Commentary; Untangling childhood trauma
Gary was heading south for his monthly visit to his mother in Sacramento.
When Gary leaves, I’m alone. He’s my best friend and protector. We’ve lived in the same house for 25 years. In our first decade, he left for weeks at a time to fly C-141 transport planes for the Air Force. He was the flight engineer and flight examiner for large, four-engine cargo transport jets. I worried about him and prayed for his safe return. I also worried about myself.
I was OK during the day, but at night, I lived in a horror movie. Scenes of being jumped from behind and our daughter being kidnapped played out in grim detail. Sinister people waited in the shadows for me to fall sleep; when I did, my body behaved like I was under attack. I would startle awake, heart thumping and sure a person was standing in the doorway.
I woke up screaming. A dark, looming shape, or innocuous old woman, would be standing or hovering at the end of my bed. It didn’t matter if the being was evil or harmless. My mind automatically chose anxiety-ridden outbursts.
By the time Gary got home, I was sick and exhausted from lack of sleep. It took several days to recover and deal rationally with life’s challenges. My temper flashed in situations that didn’t warrant such strong reactions. I resented Gary for leaving me. I knew being tormented by terror wasn’t his fault, but I took it out on him anyway.
Evading threats was part of daily life, and I didn’t understand why. The old man pulling into a parking space next to me, a car coming slowly down our driveway, or a man following too close as I drove home with our daughter all fired up my blood pressure and hypervigilance. Potential predators had my mind creating scenarios that required fighting for my life. I didn’t understand the overreactions and irrational thoughts. I’d learned to accept them as normal.

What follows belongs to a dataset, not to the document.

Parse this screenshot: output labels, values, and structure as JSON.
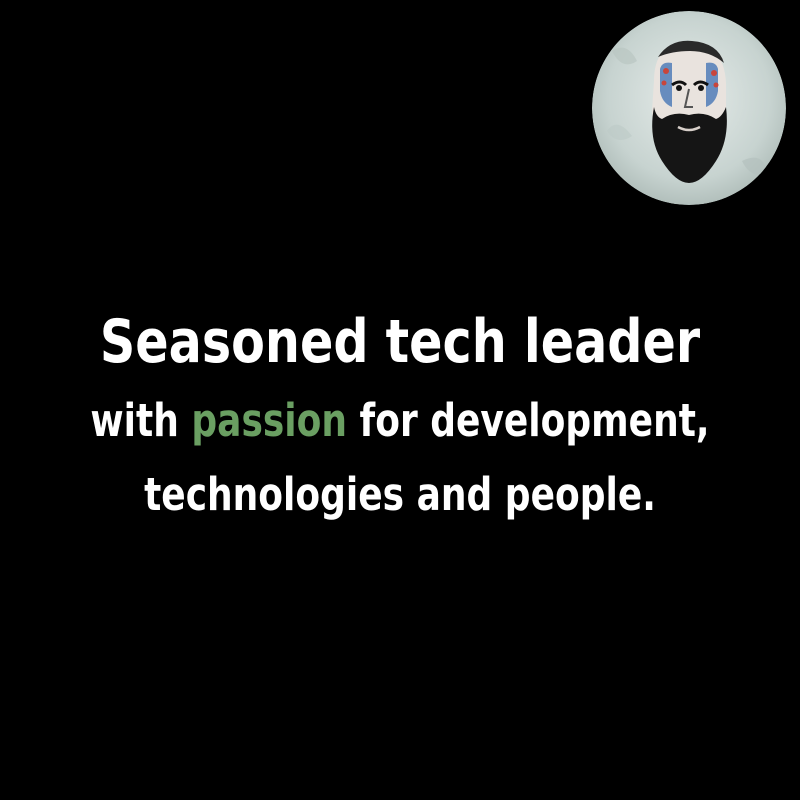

At an early age, I believed the terrifying thoughts were true. I was under siege. There was a war happening in our outwardly idyllic family home. No one knew but me. I carried weapons when I was alone, especially at night. My short fingers couldn’t reach around the wooden handle of a long kitchen knife I carried tight-fisted through the house.
In the last decade, I began exploring why I wake up screaming at night and feel under attack. Therapy, self-help books, talking to friends and family, and journaling have all helped. But nothing worked as well as writing a memoir about childhood experiences. Working well doesn’t mean it was easy or without overwhelming challenges and reactions. I was going back into the hardest parts of my childhood and reliving them in painful detail. Once I began excavating, more memories were exposed. Reviewing the past had its downside, including more terrifying sleep terrors.
As I understood my reactions to irrational thoughts, I gained distance and elevation. I saw my automatic reactions to fictional ideas transform into opportunities to understand and identify responses in a more clinical way.
I wanted my memoir to be helpful — for me; and hopefully others with their own tangled childhood trauma. I pitched my book to an editor at a writer’s conference and received negative feedback. I was in shock as I drove home from Portland. What had the last three years been for? Her comments cut deep, and I believed them. If I reworked the book, I was afraid it would lose its original intent.
I decided to focus on other projects. I work for TRACEs (Trauma, Resilience, Adverse Childhood Experiences) as their story-sharing writer. The work has taught me about resilience and that no matter how old you are, or how long ago you were traumatized, there’s hope. You can release yourself from fear, anxiety, anger and confusing thoughts. I’ve interviewed inspiring people who’ve overcome adversity or are helping others to achieve resiliency. Surrounding myself with people who’ve chosen healing and understanding over victimhood has changed me. There’s a space inside that used to hold fear. Now it’s slowly draining away.
I never expected healing could result in feeling empty. Once I recognized what was happening, I was curious about how I could fill that empty place. I chose to fill the emptiness with faith in my Higher Power, myself and other people.
Recently, I read an essay in Poets and Writers magazine. In it, a writer talked about hearing that his book was no good and he should start something else. Like me, the words devastated him. After he recovered from the rejection, he thought of a subtle change he could make in his book that would send it down another path, and hopefully to his desired destination. The negative words he heard and absorbed were no longer a barrier to his goals. Instead they revealed a turn. I read those words and cried. Maybe there was hope for my book?
Reading his words of resilience, I saw the connection to overcoming trauma. The initial event was a shock. Time needed to pass to process what happened. Then there was an opportunity to turn and go in a new direction. Challenges weren’t things to be buried, but chances to regroup, grow and harness adversity to fuel something good.
I’m feeling lighter, safer and more optimistic — not all the time, but more often than before. It’s a journey, and a progression requiring time and self-reflection. It takes saying I’m sorry to the ones I hurt and accepting the apologies of those who harmed me. Hopefully, we’ll part wiser and at peace. That’s what I’m working to achieve, no matter how wrinkly I get, or crackly in the knees. It’s the path I’m meant to follow.